HomeCloudPlaybooks/lessons_learned.md

4.1 KiB

Lessons Learned

  • The network role in this repository is a powerful tool that sets up a complete network stack, including Nginx Proxy Manager for reverse proxying and wireguard-easy for a WireGuard web UI.

  • The gitea and postgres roles use Docker Compose to deploy their respective services.

  • Properly managing variables, especially secrets like passwords and API keys, is crucial. Using group_vars and a .gitignored secrets directory is a good practice.

  • It's important to have a clear plan and get user feedback before making any changes. The "planning mode" and "acting mode" paradigm is a good way to structure the workflow.

  • The docker role proved problematic on Ubuntu 24.04 (noble) due to repository issues.

  • Podman is a viable and simpler alternative to Docker for container management.

  • Ansible modules designed for Docker (e.g., community.docker.docker_compose_v2, docker_container) are not directly compatible with Podman.

  • podman-compose can be used with ansible.builtin.shell for managing docker-compose.yml files with Podman.

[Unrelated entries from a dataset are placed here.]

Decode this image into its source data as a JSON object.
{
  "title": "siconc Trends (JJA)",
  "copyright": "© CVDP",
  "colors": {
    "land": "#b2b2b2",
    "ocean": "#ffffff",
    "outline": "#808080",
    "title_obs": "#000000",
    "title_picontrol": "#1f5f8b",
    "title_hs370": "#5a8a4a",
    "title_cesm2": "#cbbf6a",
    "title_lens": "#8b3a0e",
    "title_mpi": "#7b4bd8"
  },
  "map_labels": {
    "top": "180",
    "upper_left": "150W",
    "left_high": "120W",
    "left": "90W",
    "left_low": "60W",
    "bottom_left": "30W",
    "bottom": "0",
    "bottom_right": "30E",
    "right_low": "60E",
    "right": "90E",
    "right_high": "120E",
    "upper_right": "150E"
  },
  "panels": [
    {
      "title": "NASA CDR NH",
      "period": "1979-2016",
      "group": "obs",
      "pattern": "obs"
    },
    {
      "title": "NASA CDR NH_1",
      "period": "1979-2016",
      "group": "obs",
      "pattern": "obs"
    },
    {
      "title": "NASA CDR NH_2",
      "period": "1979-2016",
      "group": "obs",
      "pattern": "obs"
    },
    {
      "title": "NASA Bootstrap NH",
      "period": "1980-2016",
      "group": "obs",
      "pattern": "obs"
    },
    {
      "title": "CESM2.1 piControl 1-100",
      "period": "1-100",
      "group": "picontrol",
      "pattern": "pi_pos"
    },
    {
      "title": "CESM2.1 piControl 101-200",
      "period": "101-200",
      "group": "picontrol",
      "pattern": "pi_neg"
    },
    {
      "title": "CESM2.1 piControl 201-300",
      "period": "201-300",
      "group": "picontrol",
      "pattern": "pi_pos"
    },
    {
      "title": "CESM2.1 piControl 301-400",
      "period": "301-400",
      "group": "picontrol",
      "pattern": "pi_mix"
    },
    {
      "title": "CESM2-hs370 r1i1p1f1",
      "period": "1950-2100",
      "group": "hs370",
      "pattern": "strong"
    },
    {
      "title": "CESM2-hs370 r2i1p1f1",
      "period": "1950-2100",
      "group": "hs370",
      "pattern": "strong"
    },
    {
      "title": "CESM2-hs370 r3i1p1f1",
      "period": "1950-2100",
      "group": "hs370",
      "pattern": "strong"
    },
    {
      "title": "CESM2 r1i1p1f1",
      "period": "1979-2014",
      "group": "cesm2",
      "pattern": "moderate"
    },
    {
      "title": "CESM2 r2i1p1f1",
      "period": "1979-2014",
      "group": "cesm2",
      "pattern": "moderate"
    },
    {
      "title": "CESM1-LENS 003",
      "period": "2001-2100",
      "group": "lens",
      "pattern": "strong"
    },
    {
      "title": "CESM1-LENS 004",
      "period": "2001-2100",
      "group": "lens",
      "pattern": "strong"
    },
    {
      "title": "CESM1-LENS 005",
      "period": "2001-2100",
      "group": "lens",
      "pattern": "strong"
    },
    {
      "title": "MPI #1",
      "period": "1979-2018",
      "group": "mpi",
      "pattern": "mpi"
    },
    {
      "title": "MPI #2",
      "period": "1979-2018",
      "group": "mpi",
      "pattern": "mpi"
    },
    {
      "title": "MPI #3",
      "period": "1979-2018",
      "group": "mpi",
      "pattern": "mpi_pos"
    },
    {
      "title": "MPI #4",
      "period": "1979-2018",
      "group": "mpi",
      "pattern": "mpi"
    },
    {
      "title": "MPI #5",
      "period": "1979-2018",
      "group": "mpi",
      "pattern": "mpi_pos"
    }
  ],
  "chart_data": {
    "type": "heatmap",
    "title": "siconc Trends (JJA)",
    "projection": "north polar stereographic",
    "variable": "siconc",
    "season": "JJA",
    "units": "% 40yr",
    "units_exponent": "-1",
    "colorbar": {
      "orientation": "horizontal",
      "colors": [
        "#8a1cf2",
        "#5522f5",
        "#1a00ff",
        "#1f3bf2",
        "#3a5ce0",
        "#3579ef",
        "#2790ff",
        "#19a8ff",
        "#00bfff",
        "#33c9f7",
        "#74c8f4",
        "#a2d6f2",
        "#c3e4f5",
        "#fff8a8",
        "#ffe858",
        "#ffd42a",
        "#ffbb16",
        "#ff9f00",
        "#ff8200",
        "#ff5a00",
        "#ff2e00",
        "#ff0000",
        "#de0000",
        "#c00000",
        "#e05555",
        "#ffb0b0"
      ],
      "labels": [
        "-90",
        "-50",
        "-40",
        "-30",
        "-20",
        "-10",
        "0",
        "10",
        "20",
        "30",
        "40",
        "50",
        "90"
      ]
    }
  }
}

  • containers.podman.podman_container is the direct replacement for docker_container for managing individual Podman containers.

  • Ansible Vault is crucial for securely managing sensitive data like passwords in version control.

  • General Debugging Principles:

    • Always trust the user's direct experience and observations, even if they initially contradict assumptions or playbook output.
    • When a playbook reports success but the desired state isn't met, investigate deeper. Ansible's changed status can be misleading if the underlying application fails after the module reports success.
    • Use increased verbosity (-vvv) for detailed debugging output from Ansible.
    • Systematically verify each layer of the stack (container logs, host processes, host firewall, cloud firewall).
  • Podman Specifics & Rootless Containers:

    • Rootless Podman requires tasks managing user-specific files and containers to explicitly use become: false.
    • Using ~ (tilde) in paths for user home directories is more robust than relying on ansible_user_dir, which can sometimes resolve unexpectedly.
    • Fully qualifying image names (e.g., docker.io/portainer/portainer-ce) prevents registry ambiguity issues and avoids interactive prompts.
    • Debugging container startup issues requires checking:
      • podman ps -a (to see all containers, running or exited).
      • podman logs <container_name> (to get application logs).
      • sudo podman ps (to check for rootful containers that might be interfering).
    • Orphaned conmon processes from failed container startups can block ports and require manual cleanup (sudo kill <PID>, podman stop/rm).
    • Ensure registries.conf is correctly templated (ansible.builtin.template, not ansible.builtin.copy) and placed in ~/.config/containers/registries.conf for rootless Podman.
    • Verify Podman's actual listening port on the host with sudo ss -tulnp | grep <port> (or lsof).
  • Ansible Best Practices:

    • Idempotency is paramount: Always strive for idempotent tasks that describe the desired state (e.g., ansible.posix.firewalld, ansible.builtin.service) rather than imperative shell commands.
    • Ensure all necessary Python libraries (python3-firewall) and system services (firewalld) are installed and running on target hosts before modules that depend on them are called.
    • Explicitly set become: false on tasks that should run as the connecting user, especially when the play has become: true by default.
    • The ansible.builtin.template module must be used for Jinja2 templates; ansible.builtin.copy does not process templates.
  • Networking & Cloud Considerations:

    • Host firewall (firewalld) rules are separate from cloud provider security rules (e.g., Oracle Cloud Network Security Groups/Security Lists). Both layers must be correctly configured.
    • Ansible playbooks typically cannot manage cloud provider firewalls without specific cloud collections (e.g., oracle.oci).